Reviewers are journalists, of a sort, and the best reviewers are scrupulously neutral when they look at a product. If they know they can’t be they should move on and let someone else review the file, or they should tell their readers about their bias and try to account for it in their conclusions.

And that’s one of the big reasons why Threshold came to be. There are a bunch of people writing “reviews” who are, in one way or another, getting compensated by the developer, or by the distributor...and you know what? Those are not reviews, they’re advertisements – dressed up to look like a review. Advertisements serve a purpose, true, but what I’ve learned talking to the people putting Threshold together is simply this...people thrive, and markets thrive too, when goods and services are honestly marketed. When a reviewer shouts out how good something is – when he or she knows better – everyone suffers. And maybe developers most of all, because once burned, customers tend to shy away after that.
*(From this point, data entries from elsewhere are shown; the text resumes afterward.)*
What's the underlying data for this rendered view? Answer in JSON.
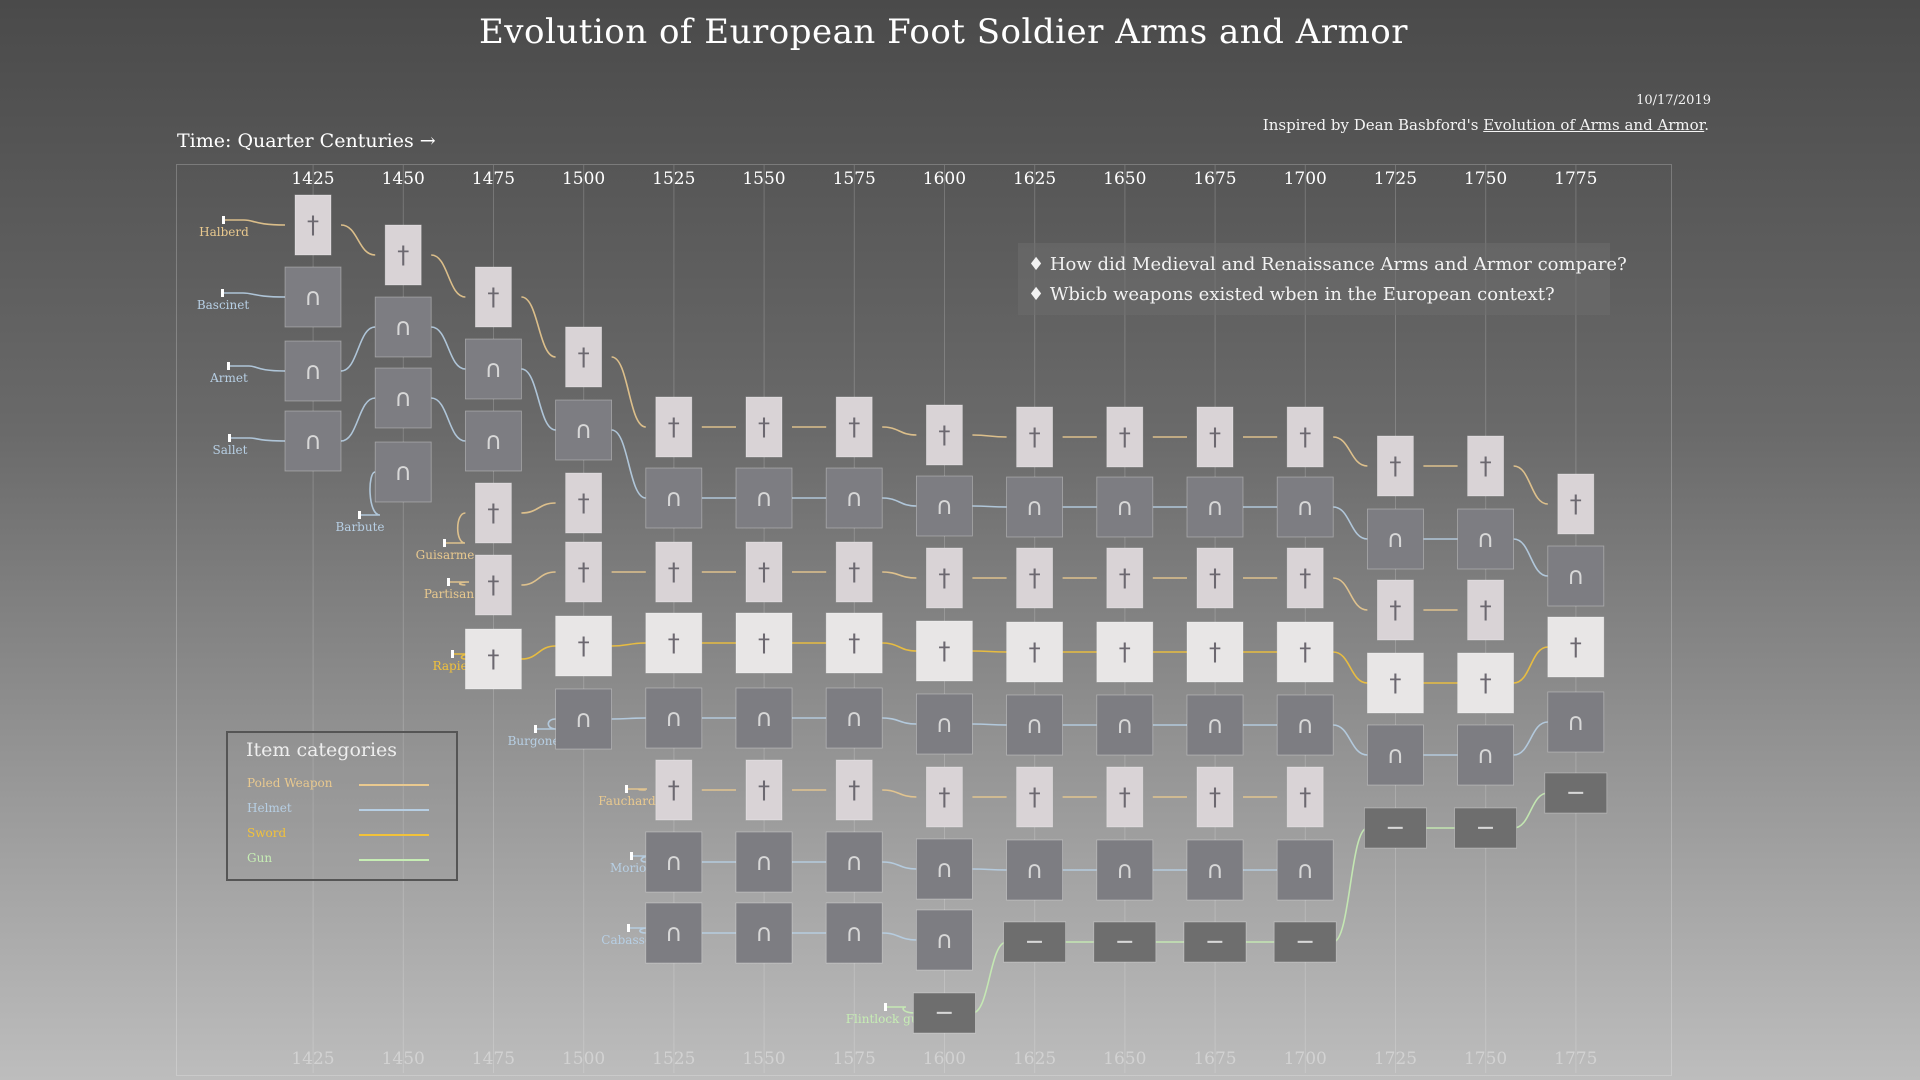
{
  "title": "Evolution of European Foot Soldier Arms and Armor",
  "date": "10/17/2019",
  "credit": {
    "prefix": "Inspired by Dean Basbford's ",
    "link_text": "Evolution of Arms and Armor",
    "suffix": "."
  },
  "time_label": "Time: Quarter Centuries →",
  "questions": [
    "♦ How did Medieval and Renaissance Arms and Armor compare?",
    "♦ Wbicb weapons existed wben in the European context?"
  ],
  "legend": {
    "title": "Item categories",
    "items": [
      {
        "label": "Poled Weapon",
        "color": "#e9c98f"
      },
      {
        "label": "Helmet",
        "color": "#b7cfe4"
      },
      {
        "label": "Sword",
        "color": "#f2c23a"
      },
      {
        "label": "Gun",
        "color": "#c6edb4"
      }
    ]
  },
  "colors": {
    "Poled Weapon": "#e9c98f",
    "Helmet": "#b7cfe4",
    "Sword": "#f2c23a",
    "Gun": "#c6edb4"
  },
  "chart_data": {
    "type": "timeline",
    "years": [
      1425,
      1450,
      1475,
      1500,
      1525,
      1550,
      1575,
      1600,
      1625,
      1650,
      1675,
      1700,
      1725,
      1750,
      1775
    ],
    "threads": [
      {
        "name": "Halberd",
        "category": "Poled Weapon",
        "start": 1425,
        "end": 1775
      },
      {
        "name": "Bascinet",
        "category": "Helmet",
        "start": 1425,
        "end": 1425
      },
      {
        "name": "Armet",
        "category": "Helmet",
        "start": 1425,
        "end": 1775
      },
      {
        "name": "Sallet",
        "category": "Helmet",
        "start": 1425,
        "end": 1475
      },
      {
        "name": "Barbute",
        "category": "Helmet",
        "start": 1450,
        "end": 1450
      },
      {
        "name": "Guisarme",
        "category": "Poled Weapon",
        "start": 1475,
        "end": 1500
      },
      {
        "name": "Partisan",
        "category": "Poled Weapon",
        "start": 1475,
        "end": 1750
      },
      {
        "name": "Rapier",
        "category": "Sword",
        "start": 1475,
        "end": 1775
      },
      {
        "name": "Burgonet",
        "category": "Helmet",
        "start": 1500,
        "end": 1775
      },
      {
        "name": "Fauchard",
        "category": "Poled Weapon",
        "start": 1525,
        "end": 1700
      },
      {
        "name": "Morion",
        "category": "Helmet",
        "start": 1525,
        "end": 1700
      },
      {
        "name": "Cabasset",
        "category": "Helmet",
        "start": 1525,
        "end": 1600
      },
      {
        "name": "Flintlock gun",
        "category": "Gun",
        "start": 1600,
        "end": 1775
      }
    ]
  }
}
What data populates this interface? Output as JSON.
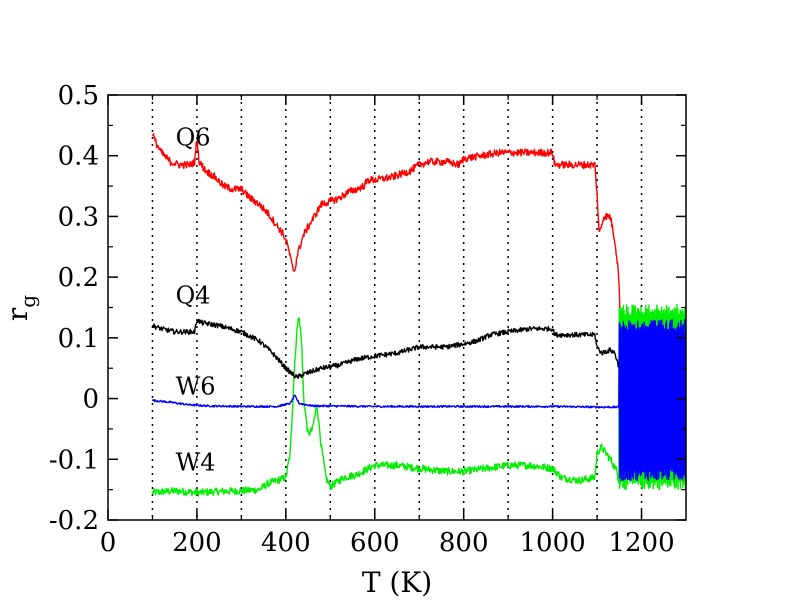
{
  "chart_data": {
    "type": "line",
    "xlabel": "T (K)",
    "ylabel": "r",
    "ylabel_subscript": "g",
    "xlim": [
      0,
      1300
    ],
    "ylim": [
      -0.2,
      0.5
    ],
    "x_ticks": [
      "0",
      "200",
      "400",
      "600",
      "800",
      "1000",
      "1200"
    ],
    "y_ticks": [
      "-0.2",
      "-0.1",
      "0",
      "0.1",
      "0.2",
      "0.3",
      "0.4",
      "0.5"
    ],
    "vertical_dotted_lines_at": [
      100,
      200,
      300,
      400,
      500,
      600,
      700,
      800,
      900,
      1000,
      1100,
      1200
    ],
    "series": [
      {
        "name": "Q6",
        "color": "#ff0000",
        "noise": 0.006,
        "points": [
          [
            100,
            0.44
          ],
          [
            105,
            0.425
          ],
          [
            120,
            0.405
          ],
          [
            140,
            0.39
          ],
          [
            160,
            0.385
          ],
          [
            185,
            0.385
          ],
          [
            195,
            0.39
          ],
          [
            200,
            0.43
          ],
          [
            205,
            0.39
          ],
          [
            220,
            0.375
          ],
          [
            240,
            0.365
          ],
          [
            260,
            0.35
          ],
          [
            280,
            0.345
          ],
          [
            300,
            0.345
          ],
          [
            320,
            0.33
          ],
          [
            340,
            0.32
          ],
          [
            360,
            0.305
          ],
          [
            380,
            0.285
          ],
          [
            395,
            0.27
          ],
          [
            405,
            0.25
          ],
          [
            415,
            0.215
          ],
          [
            420,
            0.21
          ],
          [
            425,
            0.235
          ],
          [
            440,
            0.27
          ],
          [
            460,
            0.295
          ],
          [
            480,
            0.32
          ],
          [
            500,
            0.325
          ],
          [
            520,
            0.33
          ],
          [
            540,
            0.34
          ],
          [
            560,
            0.345
          ],
          [
            575,
            0.35
          ],
          [
            585,
            0.36
          ],
          [
            600,
            0.36
          ],
          [
            640,
            0.365
          ],
          [
            680,
            0.375
          ],
          [
            700,
            0.385
          ],
          [
            720,
            0.39
          ],
          [
            760,
            0.39
          ],
          [
            790,
            0.385
          ],
          [
            800,
            0.395
          ],
          [
            840,
            0.4
          ],
          [
            880,
            0.405
          ],
          [
            920,
            0.405
          ],
          [
            960,
            0.405
          ],
          [
            1000,
            0.405
          ],
          [
            1005,
            0.385
          ],
          [
            1050,
            0.385
          ],
          [
            1095,
            0.385
          ],
          [
            1100,
            0.335
          ],
          [
            1105,
            0.27
          ],
          [
            1115,
            0.3
          ],
          [
            1130,
            0.3
          ],
          [
            1140,
            0.26
          ],
          [
            1148,
            0.21
          ],
          [
            1152,
            0.14
          ]
        ],
        "label": "Q6",
        "label_at": [
          152,
          0.43
        ]
      },
      {
        "name": "Q4",
        "color": "#000000",
        "noise": 0.004,
        "points": [
          [
            100,
            0.12
          ],
          [
            120,
            0.115
          ],
          [
            150,
            0.11
          ],
          [
            180,
            0.11
          ],
          [
            195,
            0.11
          ],
          [
            200,
            0.13
          ],
          [
            210,
            0.125
          ],
          [
            250,
            0.12
          ],
          [
            300,
            0.11
          ],
          [
            340,
            0.095
          ],
          [
            370,
            0.075
          ],
          [
            400,
            0.05
          ],
          [
            415,
            0.04
          ],
          [
            425,
            0.035
          ],
          [
            440,
            0.04
          ],
          [
            480,
            0.05
          ],
          [
            520,
            0.055
          ],
          [
            560,
            0.065
          ],
          [
            600,
            0.07
          ],
          [
            650,
            0.075
          ],
          [
            700,
            0.085
          ],
          [
            760,
            0.085
          ],
          [
            800,
            0.09
          ],
          [
            830,
            0.095
          ],
          [
            860,
            0.105
          ],
          [
            900,
            0.11
          ],
          [
            950,
            0.115
          ],
          [
            1000,
            0.115
          ],
          [
            1005,
            0.105
          ],
          [
            1050,
            0.105
          ],
          [
            1095,
            0.105
          ],
          [
            1100,
            0.085
          ],
          [
            1110,
            0.075
          ],
          [
            1130,
            0.08
          ],
          [
            1140,
            0.075
          ],
          [
            1150,
            0.05
          ]
        ],
        "label": "Q4",
        "label_at": [
          152,
          0.17
        ]
      },
      {
        "name": "W6",
        "color": "#0000ff",
        "noise": 0.0015,
        "points": [
          [
            100,
            -0.003
          ],
          [
            140,
            -0.006
          ],
          [
            180,
            -0.01
          ],
          [
            220,
            -0.012
          ],
          [
            300,
            -0.013
          ],
          [
            380,
            -0.013
          ],
          [
            410,
            -0.008
          ],
          [
            420,
            0.005
          ],
          [
            430,
            -0.008
          ],
          [
            460,
            -0.012
          ],
          [
            600,
            -0.013
          ],
          [
            800,
            -0.013
          ],
          [
            1000,
            -0.013
          ],
          [
            1100,
            -0.014
          ],
          [
            1150,
            -0.014
          ]
        ],
        "label": "W6",
        "label_at": [
          152,
          0.02
        ]
      },
      {
        "name": "W4",
        "color": "#00ee00",
        "noise": 0.006,
        "points": [
          [
            100,
            -0.155
          ],
          [
            150,
            -0.152
          ],
          [
            200,
            -0.155
          ],
          [
            250,
            -0.153
          ],
          [
            300,
            -0.152
          ],
          [
            340,
            -0.15
          ],
          [
            360,
            -0.14
          ],
          [
            380,
            -0.135
          ],
          [
            400,
            -0.13
          ],
          [
            410,
            -0.09
          ],
          [
            420,
            0.06
          ],
          [
            428,
            0.14
          ],
          [
            435,
            0.1
          ],
          [
            440,
            0.0
          ],
          [
            450,
            -0.06
          ],
          [
            460,
            -0.05
          ],
          [
            470,
            -0.01
          ],
          [
            480,
            -0.08
          ],
          [
            490,
            -0.13
          ],
          [
            500,
            -0.145
          ],
          [
            530,
            -0.13
          ],
          [
            560,
            -0.125
          ],
          [
            600,
            -0.11
          ],
          [
            650,
            -0.11
          ],
          [
            700,
            -0.115
          ],
          [
            760,
            -0.12
          ],
          [
            800,
            -0.12
          ],
          [
            850,
            -0.115
          ],
          [
            900,
            -0.11
          ],
          [
            950,
            -0.11
          ],
          [
            1000,
            -0.115
          ],
          [
            1020,
            -0.13
          ],
          [
            1060,
            -0.135
          ],
          [
            1095,
            -0.13
          ],
          [
            1100,
            -0.09
          ],
          [
            1110,
            -0.08
          ],
          [
            1130,
            -0.1
          ],
          [
            1145,
            -0.12
          ],
          [
            1150,
            -0.14
          ]
        ],
        "label": "W4",
        "label_at": [
          152,
          -0.105
        ]
      }
    ],
    "high_temp_band": {
      "x_range": [
        1150,
        1300
      ],
      "blue": [
        -0.135,
        0.13
      ],
      "green": [
        -0.15,
        0.155
      ]
    }
  }
}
So, lets come full circle and get back to Orbx and circling our wagons. We, the community that surrounds X-plane, need to cut Orbx some slack. Expectations are running high, maybe too high, and that’s usually not a good thing, but X-plane really needs another good scenery developer. A great one would be even better, but like I said, one man’s ceiling...and all that. We, you and I, will never know what motivated Orbx to come to Xp right now, like we’ll more than likely never understand why they choose to make one type of file over another.

Yet that’s not important.

What IS important?

That they’re here, now, and learning the ropes. That’s all.

The market will take care of the rest, assuming our market still functions as it should. Forming cliques and groups will do more damage than you could imagine now, and always remember...words hurt. Every bully understands that, no matter which side of the divide he stands on.